Saturday, April 6, 2013

My Journey with Joshua, Part 3

"Truly, I say to you, whoever does not receive the kingdom of God like a child shall not enter it." 
Luke 18:17

When I was little, I went through this period of time when I was having really scary nightmares.The memory of it is still vivid to me. I was in the top bunk in the little room I shared with my sister, and I remember laying there staring at the ceiling, trying to get up the courage to slide all the way down to the cold wood floor and make the journey to my parents' room.

I'd race down the dark hall as fast as I could and climb into my dad's side of the bed. Both my parents were usually sound asleep and barely acknowledged my presence, but my dad always slept on his side, and I would snuggle up next to him and throw one arm over his shoulder. In that moment, my little world would change, and things would become right again. Knowing that he was with me took my fear away. Alone, I was terrified. But when I flung my little arm over his shoulder and knew he was with me, I knew that I was safe. Even if that noise I thought I'd heard downstairs was a bad guy and he came into the room, my dad would protect me. I didn't have to be afraid.

As an adult, I recognize the naivete of my childlike understanding back then. Hypothetically speaking, if it really were an intruder, we were all in big trouble. Though my dad was pretty heroic, he probably would have met his match in a gun-wielding maniac. But when I was five, I didn't think there was any one or any thing that could possibly stop him from keeping me safe. He always said he would protect me, and I believed him.

When Jesus talked about how much he valued the faith of children in Luke 18:17, He wasn't talking about how much he loved kids. He does love kids - but He was talking about that "naivete" I referenced earlier. Sometimes kids are so much smarter than their adult counterparts. Unburdened with the baggage of the world's troubles, they just believe you when you tell them things. They're so beautifully uncomplicated.

God told Joshua not to be afraid because He would be with him. God tells us not to be afraid because He will be with us. He promises that He will not leave us or forsake us; the study notes in my ESV Bible call this "an assurance of the companionship and strength of the Lord." I loved reading that. This past week as things went up, down, round and round with the sale of our home, I was comforted by the realization that God was not just the mighty warrior I needed to get me through this; He was walking next to me through each moment as a friend.

The peace didn't come easily; I had to keep fighting for it. Satan wanted nothing more than to steal it from me, and he lurked in every quiet moment taunting me with my worst fears:

There is no way things are going to work out the way you hope they will.
Do you honestly think God cares about this? Seriously, don't be so stupid! If He really is God, don't you think He has bigger things to take care of?
I know He says that He's going to make this all work for your good, but look at this person, and that person, and that one over there! Didn't work out for them, did it? Remember that pastor who was praying his little girl wouldn't die? Look what happened - he was way better than you, way more important to God - and she still died. 
You don't have a right to hope.
You should be afraid. In fact, kid, you should be terrified.

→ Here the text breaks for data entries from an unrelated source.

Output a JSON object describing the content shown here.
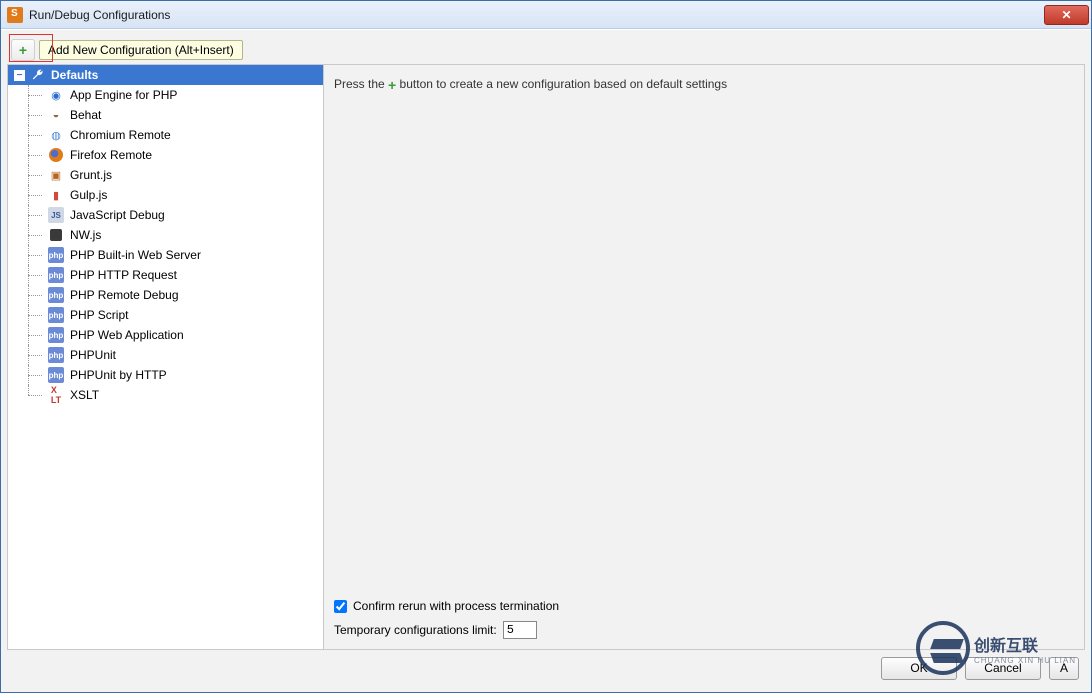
{
  "window": {
    "title": "Run/Debug Configurations"
  },
  "toolbar": {
    "tooltip": "Add New Configuration (Alt+Insert)"
  },
  "tree": {
    "root": "Defaults",
    "items": [
      {
        "label": "App Engine for PHP",
        "icon": "appengine"
      },
      {
        "label": "Behat",
        "icon": "behat"
      },
      {
        "label": "Chromium Remote",
        "icon": "chromium"
      },
      {
        "label": "Firefox Remote",
        "icon": "firefox"
      },
      {
        "label": "Grunt.js",
        "icon": "grunt"
      },
      {
        "label": "Gulp.js",
        "icon": "gulp"
      },
      {
        "label": "JavaScript Debug",
        "icon": "jsdebug"
      },
      {
        "label": "NW.js",
        "icon": "nw"
      },
      {
        "label": "PHP Built-in Web Server",
        "icon": "php"
      },
      {
        "label": "PHP HTTP Request",
        "icon": "php"
      },
      {
        "label": "PHP Remote Debug",
        "icon": "php"
      },
      {
        "label": "PHP Script",
        "icon": "php"
      },
      {
        "label": "PHP Web Application",
        "icon": "php"
      },
      {
        "label": "PHPUnit",
        "icon": "php"
      },
      {
        "label": "PHPUnit by HTTP",
        "icon": "php"
      },
      {
        "label": "XSLT",
        "icon": "xslt"
      }
    ]
  },
  "right": {
    "hint_pre": "Press the ",
    "hint_post": " button to create a new configuration based on default settings",
    "confirm_label": "Confirm rerun with process termination",
    "confirm_checked": true,
    "limit_label": "Temporary configurations limit:",
    "limit_value": "5"
  },
  "buttons": {
    "ok": "OK",
    "cancel": "Cancel",
    "apply": "A"
  },
  "watermark": {
    "text": "创新互联",
    "sub": "CHUANG XIN HU LIAN"
  }
}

At one point I had to get out my dictionary and look up the word "assurance." Here's how it's defined:

"Promise or pledge; guaranty; surety; full confidence; freedom from doubt; certainty; freedom from timidity; presumptuous boldness."

John MacArthur puts it another way:

"God's presence with him was sufficient to enable him to meet boldly every obstacle that the future could bring." {MacArthur Bible Commentary}

This whole move to Rochester? It's not easy. None of it. Not selling a house, or buying a house. Not saying goodbye to dearly loved family, and friends who are like family. Not leaving a church we love. Not being apart for ten weeks and counting. Not starting a new job. Not finding a new community. It's been hard and painful and sad, and it's not over.

What I want to tell you is that God has used it for good in my life. He has taught me things about who He is that no one can take away from me, things you couldn't even begin to place enough value on.

As I journeyed with Joshua, He taught me not to be afraid.

"... for He has said, 'I will not leave you nor forsake you.'" (Hebrews 13:5, quoting Genesis 28:15, Deuteronomy 31:6, Deuteronomy 31:8. Joshua 1:5, and 1 Chronicles 28:20)

"Believers can be content in every situation because of this promise. Five negatives are utilized in this statement to emphasize the impossibility of Christ deserting believers. It is like saying, 'there is absolutely no way whatsoever that I will ever, ever leave you.'" {John MacArthur, MacArthur Bible Commentary}

Friends, if that is not the most excellent news, I don't know what is. In a world full of senseless tragedy, horrific evil, constant annoyances, and unpredictability lurking around every corner, here is a rock-solid promise from the Creator of the universe that He is, essentially, the most perfect friend we could ever hope to have. No circumstance can separate us from His love and protection and provision. That doesn't mean it will always work out the way we want it to. 

It means He will be there with us, and He will walk us through it. 

When we can't walk, He'll carry us. 

And we will come out on the other side stronger for knowing Him better.